The IRS never made any attempt to back up Lerner’s Blackberry before destroying it, and the agency even admitted the Blackberry “was removed or wiped clean of any sensitive or proprietary information and removed as scrap for disposal in June 2012,” months after Congress began investigating allegations that the tax agency was purposely harassing conservative and libertarian groups applying for 501(c)(3) tax-exempt status.
“There is no record of any attempt by any IRS IT employee to recover data from any Blackberry device assigned to Lois Lerner in response to the Congressional investigations or this investigation,” Stephen Manning, Deputy Chief Information Officer for Strategy & Modernization, said according to the New York Observer.
The Blackberry was linked to Lerner’s official IRS e-mail account and thus contained the same e-mails Congress was seeking from her hard drive, which was likewise destroyed by the IRS a year prior to the destruction of the Blackberry.
Congress wanted the e-mails Lerner sent and received while she was still serving as the IRS’s Director of Exempt Organizations division, which reviewed the applications of political groups applying for tax-exempt status from the IRS.
The IRS also claimed the hard drives of 20 other tax officials who were likely also complicit in the harassment of Tea Party groups “crashed” at nearly the same time and were completely unrecoverable, but the odds against this exceed the billions of known stars in the universe.
“With a failure rate of 3.5% per year, per computer, the odds of any specific drive failing during a specific week, are 1 in 1000,” a commenter with the username Flyovercountry said on Hotair.com. “For each computer added, the exponent increases by one. So, when the second specific computer needed went down at the precise moment it was needed, the odds of those two melting down in the manner described by [the IRS’s] Congressional testimony became 1 in 1000 squared.”
“That’s how we get to where we are, with 19 [additional] computers, that’s 1000 raised to the nineteenth power,” he added.

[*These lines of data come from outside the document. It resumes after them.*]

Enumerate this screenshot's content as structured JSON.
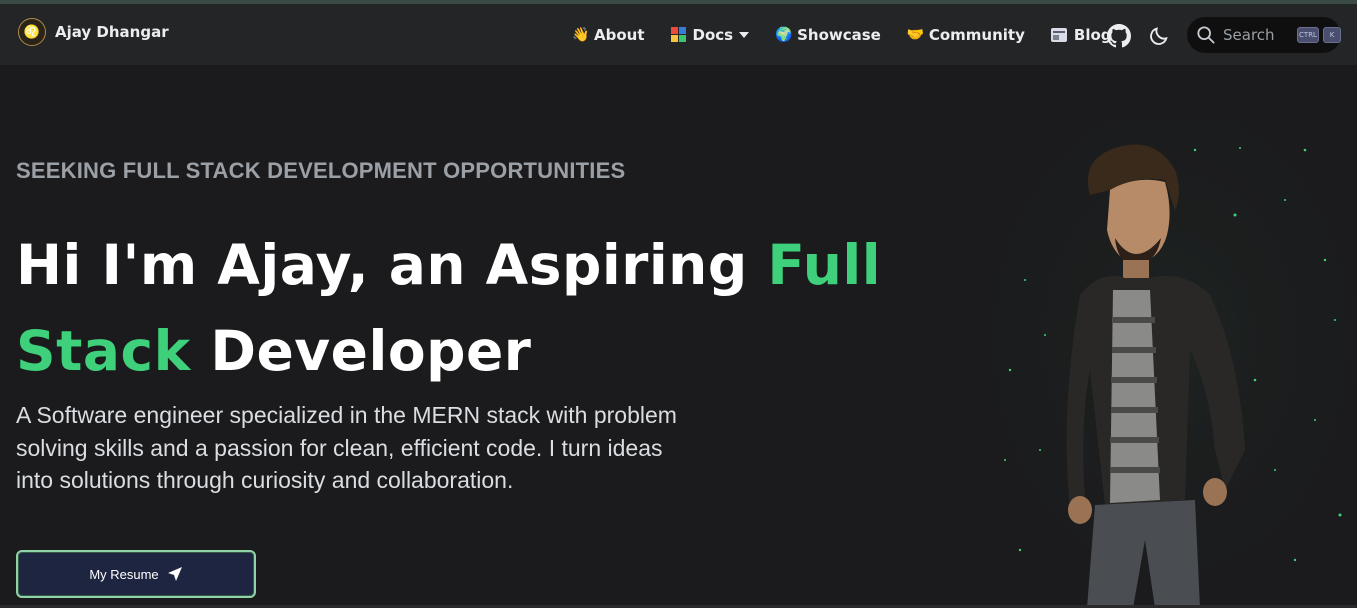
{
  "brand": {
    "title": "Ajay Dhangar",
    "logo_icon": "lion-crest-icon"
  },
  "nav": {
    "items": [
      {
        "label": "About",
        "icon": "waving-hand-icon"
      },
      {
        "label": "Docs",
        "icon": "books-icon",
        "dropdown": true
      },
      {
        "label": "Showcase",
        "icon": "globe-icon"
      },
      {
        "label": "Community",
        "icon": "handshake-icon"
      },
      {
        "label": "Blog",
        "icon": "newspaper-icon"
      }
    ],
    "github_icon": "github-icon",
    "theme_icon": "moon-icon"
  },
  "search": {
    "placeholder": "Search",
    "key1": "CTRL",
    "key2": "K"
  },
  "hero": {
    "subtitle": "SEEKING FULL STACK DEVELOPMENT OPPORTUNITIES",
    "headline_pre": "Hi I'm Ajay, an Aspiring ",
    "headline_accent": "Full Stack",
    "headline_post": " Developer",
    "description": "A Software engineer specialized in the MERN stack with problem solving skills and a passion for clean, efficient code. I turn ideas into solutions through curiosity and collaboration.",
    "resume_label": "My Resume",
    "resume_icon": "paper-plane-icon"
  },
  "colors": {
    "accent": "#3ed07a",
    "background": "#1b1b1d",
    "navbar": "#242526",
    "button_bg": "#1d2540",
    "button_border": "#8fd4a8"
  }
}
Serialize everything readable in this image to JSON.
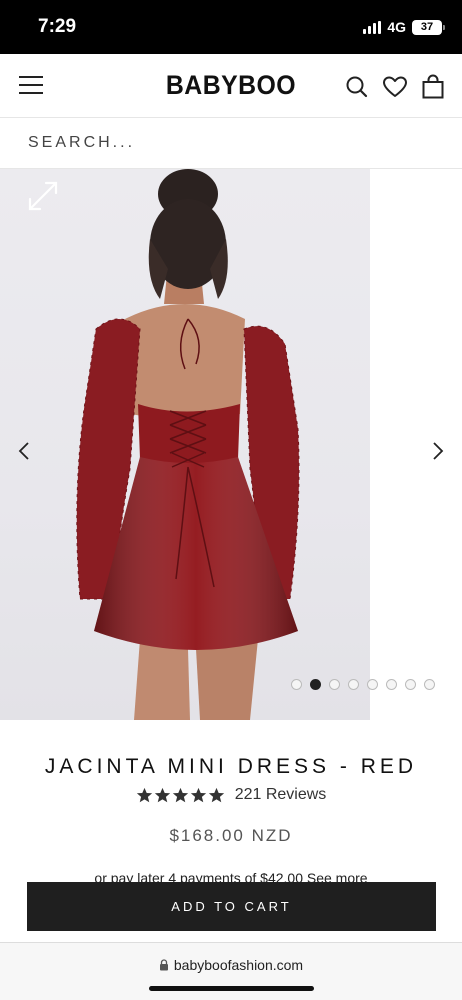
{
  "status_bar": {
    "time": "7:29",
    "network": "4G",
    "battery": "37"
  },
  "header": {
    "brand": "BABYBOO",
    "icons": [
      "menu-icon",
      "search-icon",
      "heart-icon",
      "bag-icon"
    ]
  },
  "search": {
    "placeholder": "SEARCH..."
  },
  "gallery": {
    "image_count": 8,
    "active_index": 0,
    "icons": [
      "expand-icon",
      "chevron-left-icon",
      "chevron-right-icon"
    ]
  },
  "product": {
    "title": "JACINTA MINI DRESS - RED",
    "rating": 5,
    "reviews": "221 Reviews",
    "price": "$168.00 NZD",
    "afterpay": "or pay later 4 payments of $42.00 See more",
    "add_to_cart": "ADD TO CART"
  },
  "browser": {
    "url": "babyboofashion.com"
  },
  "colors": {
    "dress": "#8e1a1f",
    "button": "#1f1f1f",
    "photo_bg": "#eae9ee"
  }
}
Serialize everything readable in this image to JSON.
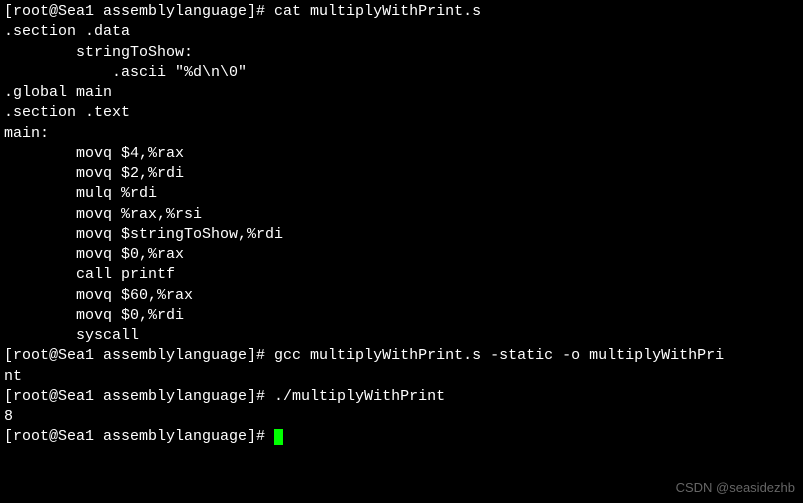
{
  "prompt1": "[root@Sea1 assemblylanguage]# ",
  "cmd1": "cat multiplyWithPrint.s",
  "cat_output": [
    ".section .data",
    "        stringToShow:",
    "            .ascii \"%d\\n\\0\"",
    ".global main",
    ".section .text",
    "main:",
    "        movq $4,%rax",
    "        movq $2,%rdi",
    "        mulq %rdi",
    "",
    "",
    "        movq %rax,%rsi",
    "        movq $stringToShow,%rdi",
    "        movq $0,%rax",
    "        call printf",
    "",
    "        movq $60,%rax",
    "        movq $0,%rdi",
    "        syscall"
  ],
  "prompt2": "[root@Sea1 assemblylanguage]# ",
  "cmd2_part1": "gcc multiplyWithPrint.s -static -o multiplyWithPri",
  "cmd2_part2": "nt",
  "prompt3": "[root@Sea1 assemblylanguage]# ",
  "cmd3": "./multiplyWithPrint",
  "run_output": "8",
  "prompt4": "[root@Sea1 assemblylanguage]# ",
  "watermark": "CSDN @seasidezhb"
}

And, numerically, 1000 to the 19th power is 1e+57, or 1 followed by 57 zeros, a number known as an “Octodecillion.”
“Let us further pretend that you’ve been counting since the proverbial Big Bang, some [13.8] billion years ago, [with] no breaks or vacations, no meals, and no sleeping, only counting has filled your time,” he continued. “You still, as of today would not have reached a number as large as 1e+57. In fact, you would need to replicate your effort to date another 317 quintillion times in order to reach your target.”
“Those are the odds that the IRS has claimed happened in a completely random manner.”